Souscrivant pleinement aux propos de mes collègues, je me contenterai de revenir sur les éléments spécifiques à France Médias Monde.
Sur le plan international, le choix du mode de financement de son média n'est pas anodin. Un média financé par des recettes affectées est en général qualifié de média indépendant de service public. À l'inverse, un média financé sur le budget de l'État est perçu comme un média gouvernemental.
RFI est la radio internationale au monde qui compte le plus grand nombre de fréquences FM. Ces 158 FM constituent un extraordinaire patrimoine pour la France. Au mois de juin, nous avons été contactés par l'autorité de régulation de Berlin, où notre FM bénéficie d'un certain succès. Renouvelée depuis 1994, cette fréquence arrive à échéance dans un an. Or, l'autorité de régulation nous a fait savoir que la réforme de l'audiovisuel français remettrait probablement en cause l'attribution de cette fréquence, puisque nous ne serions plus financés par une recette affectée, mais budgétisée. En effet, l'indépendance vis-à-vis de l'État est un élément déterminant pour recevoir une fréquence FM, qui est une fréquence de souveraineté donnée par l'État et les autorités de régulation. Pour citer l'autorité de régulation, « l'indépendance de l'État implique que toute influence dominante de l'État soit exclue, tant sur le plan du droit des sociétés et de l'organisation que sur le plan financier ou économique ». Il n'appartient évidemment pas à l'autorité de régulation de Berlin de mettre en cause l'engagement politique de nos pouvoirs publics : nul ne doute que leur volonté soit de garantir cette indépendance. Toutefois, la budgétisation porte en elle le germe du doute. Orsi par hasard, par malheur, nos amis allemands décidaient de ne pas renouveler notre fréquence, le précédent pourrait être redoutable. Les pays ne manquent pas, qui trouveraient qu'il serait au fond tellement plus commode que n'existe pas une radio comme RFI, indépendante, libre, experte et qui vérifie les faits.
Lors de notre conseil d'administration réuni hier, nous avons émis la proposition suivante. Puisque le moteur de la réforme est la volonté d'améliorer le pouvoir d'achat de 23 millions de foyers ; puisque la seule véritable garantie d'indépendance opposable n'est pas la bonne foi de nos pouvoirs publics, mais le financement par une recette affectée ; puisque, enfin, le budget de l'État doit prendre en charge le budget du service public dans la réforme telle qu'elle est prévue, nous pensons que les foyers français doivent continuer à payer la redevance, puis la déduire de leurs impôts. Le service public continuerait à être financé par une recette affectée, sans que cette dernière pèse sur les foyers.

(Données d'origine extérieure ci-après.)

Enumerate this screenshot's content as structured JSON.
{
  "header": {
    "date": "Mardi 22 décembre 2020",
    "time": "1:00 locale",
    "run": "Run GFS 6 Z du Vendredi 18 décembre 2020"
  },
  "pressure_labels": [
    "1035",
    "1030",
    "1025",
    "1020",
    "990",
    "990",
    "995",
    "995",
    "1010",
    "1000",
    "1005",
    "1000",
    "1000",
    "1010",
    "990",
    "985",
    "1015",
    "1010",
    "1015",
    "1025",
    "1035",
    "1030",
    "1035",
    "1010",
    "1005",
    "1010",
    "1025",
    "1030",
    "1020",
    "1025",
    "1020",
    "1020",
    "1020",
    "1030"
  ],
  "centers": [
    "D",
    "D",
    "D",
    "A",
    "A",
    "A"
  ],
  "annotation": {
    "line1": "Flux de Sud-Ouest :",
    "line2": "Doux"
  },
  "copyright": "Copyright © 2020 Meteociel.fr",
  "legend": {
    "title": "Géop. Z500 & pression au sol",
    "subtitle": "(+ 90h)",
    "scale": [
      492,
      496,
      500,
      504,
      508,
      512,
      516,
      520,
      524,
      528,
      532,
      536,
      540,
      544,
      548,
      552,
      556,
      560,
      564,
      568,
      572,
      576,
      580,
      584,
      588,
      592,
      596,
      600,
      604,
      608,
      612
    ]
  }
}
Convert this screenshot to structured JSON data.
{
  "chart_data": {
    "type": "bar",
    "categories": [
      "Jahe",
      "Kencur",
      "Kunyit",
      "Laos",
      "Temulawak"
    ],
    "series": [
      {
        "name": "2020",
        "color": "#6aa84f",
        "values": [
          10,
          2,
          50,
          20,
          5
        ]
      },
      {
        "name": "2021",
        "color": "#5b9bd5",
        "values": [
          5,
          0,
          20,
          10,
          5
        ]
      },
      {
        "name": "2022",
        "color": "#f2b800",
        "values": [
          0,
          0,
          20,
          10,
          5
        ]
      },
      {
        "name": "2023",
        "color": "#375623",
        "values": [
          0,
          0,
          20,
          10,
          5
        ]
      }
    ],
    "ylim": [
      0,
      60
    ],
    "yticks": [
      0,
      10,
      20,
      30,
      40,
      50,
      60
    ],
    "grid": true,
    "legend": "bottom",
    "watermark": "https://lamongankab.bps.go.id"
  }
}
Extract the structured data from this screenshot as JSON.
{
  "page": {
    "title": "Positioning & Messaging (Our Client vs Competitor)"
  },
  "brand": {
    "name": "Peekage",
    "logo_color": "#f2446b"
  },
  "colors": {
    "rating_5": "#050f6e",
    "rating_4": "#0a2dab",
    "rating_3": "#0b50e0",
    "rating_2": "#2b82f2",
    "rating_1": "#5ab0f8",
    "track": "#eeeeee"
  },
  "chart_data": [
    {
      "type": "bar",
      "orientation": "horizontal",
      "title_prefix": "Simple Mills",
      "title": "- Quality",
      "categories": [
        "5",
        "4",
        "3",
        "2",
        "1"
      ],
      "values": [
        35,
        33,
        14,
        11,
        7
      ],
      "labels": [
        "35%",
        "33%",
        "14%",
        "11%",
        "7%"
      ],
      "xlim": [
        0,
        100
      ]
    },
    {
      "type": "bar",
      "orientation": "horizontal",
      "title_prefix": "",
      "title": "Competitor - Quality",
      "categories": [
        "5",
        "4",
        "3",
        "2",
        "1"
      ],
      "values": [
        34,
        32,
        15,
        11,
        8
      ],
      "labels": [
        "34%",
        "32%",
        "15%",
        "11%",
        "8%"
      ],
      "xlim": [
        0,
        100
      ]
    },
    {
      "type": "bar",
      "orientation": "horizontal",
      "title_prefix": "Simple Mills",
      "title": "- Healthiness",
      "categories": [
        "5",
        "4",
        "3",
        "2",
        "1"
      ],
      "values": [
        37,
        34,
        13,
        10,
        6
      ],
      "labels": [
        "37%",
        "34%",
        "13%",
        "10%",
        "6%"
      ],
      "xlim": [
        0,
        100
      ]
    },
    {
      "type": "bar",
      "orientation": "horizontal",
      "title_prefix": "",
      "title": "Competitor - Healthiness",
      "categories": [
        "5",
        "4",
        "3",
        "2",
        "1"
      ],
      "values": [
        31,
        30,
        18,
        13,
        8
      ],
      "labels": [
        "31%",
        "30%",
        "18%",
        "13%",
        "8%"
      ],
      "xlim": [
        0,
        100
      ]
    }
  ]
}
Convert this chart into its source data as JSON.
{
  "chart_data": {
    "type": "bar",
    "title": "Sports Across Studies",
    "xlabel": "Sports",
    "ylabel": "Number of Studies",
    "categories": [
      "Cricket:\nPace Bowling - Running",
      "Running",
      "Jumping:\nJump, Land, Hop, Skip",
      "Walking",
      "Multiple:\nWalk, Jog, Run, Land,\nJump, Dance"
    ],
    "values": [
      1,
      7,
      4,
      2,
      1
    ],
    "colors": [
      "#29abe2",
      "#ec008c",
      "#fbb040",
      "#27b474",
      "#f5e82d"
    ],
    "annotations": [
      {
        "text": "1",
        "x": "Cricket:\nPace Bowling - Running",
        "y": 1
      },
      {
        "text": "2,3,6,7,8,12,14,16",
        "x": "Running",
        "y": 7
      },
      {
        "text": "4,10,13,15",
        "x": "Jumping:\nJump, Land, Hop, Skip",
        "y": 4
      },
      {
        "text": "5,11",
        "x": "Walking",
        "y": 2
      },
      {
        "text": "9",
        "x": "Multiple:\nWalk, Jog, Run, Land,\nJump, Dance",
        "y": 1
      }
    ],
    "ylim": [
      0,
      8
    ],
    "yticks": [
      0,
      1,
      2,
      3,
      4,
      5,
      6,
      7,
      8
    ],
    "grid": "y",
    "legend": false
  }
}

J'ajoute qu'il est souvent répété que l'indexation de la redevance sur l'inflation n'a pas été utile. L'inflation était très réduite ces dernières années : si cette dernière atteint plus de 5 %, cette indexation prend tout son sens. Nos salariés connaissent en effet de grandes difficultés, auxquelles nous ne pouvons entièrement faire face. Davantage qu'un travail, l'activité de nos équipes relève d'un véritable engagement auquel il importe de rendre justice.
France Médias Monde ne se porte pas mal, d'autant que notre budget est bien inférieur à celui de nos concurrents internationaux. Ces derniers, comme la BBC, sont dotés d'un budget jusqu'à 50 % supérieur au nôtre, s'élevant à 360 millions d'euros quand nous ne disposons que de 254 millions d'euros de redevance. En 2022, le budget de la Deutsche Welle était supérieur de 130 millions d'euros à celui de France Médias Monde. Le budget de Russia Today est quatre fois supérieur à celui de France 24. Malgré cela, nous touchons 244 millions de personnes chaque semaine, dans nos vingt langues, avec nos trois médias, partout dans le monde. La qualité de nos programmes nous rend très attractifs. L'année dernière, 2,2 milliards de vidéos et de sons ont été visionnés et écoutés. Peu de pays ont la chance de disposer d'un tel outil, qu'il faut donc faire prospérer. Nous diffusons aussi une information indépendante, experte, vérifiée, qui lutte contre les fausses informations et les manipulations tout en respectant la pluralité des opinions. Nous payons le prix fort de notre action et du fait d'être français, puisque nous sommes fermés au Mali et interdits en Russie. Nous nous évertuons à répondre aux urgences de la guerre d'information. Avec le soutien du ministère des Affaires étrangères, nous ouvrons à Bucarest une rédaction en exil pour les journalistes ukrainiens et ukrainiennesqui fuient le conflit. Une maison des journalistes est également créée avec notre filiale CFI afin de les accueillir et les soutenir psychologiquement. Outre cette rédaction en ukrainien que nous souhaitons adosser à RFI Romania, nous souhaitons renforcer nos contenus en langue russe.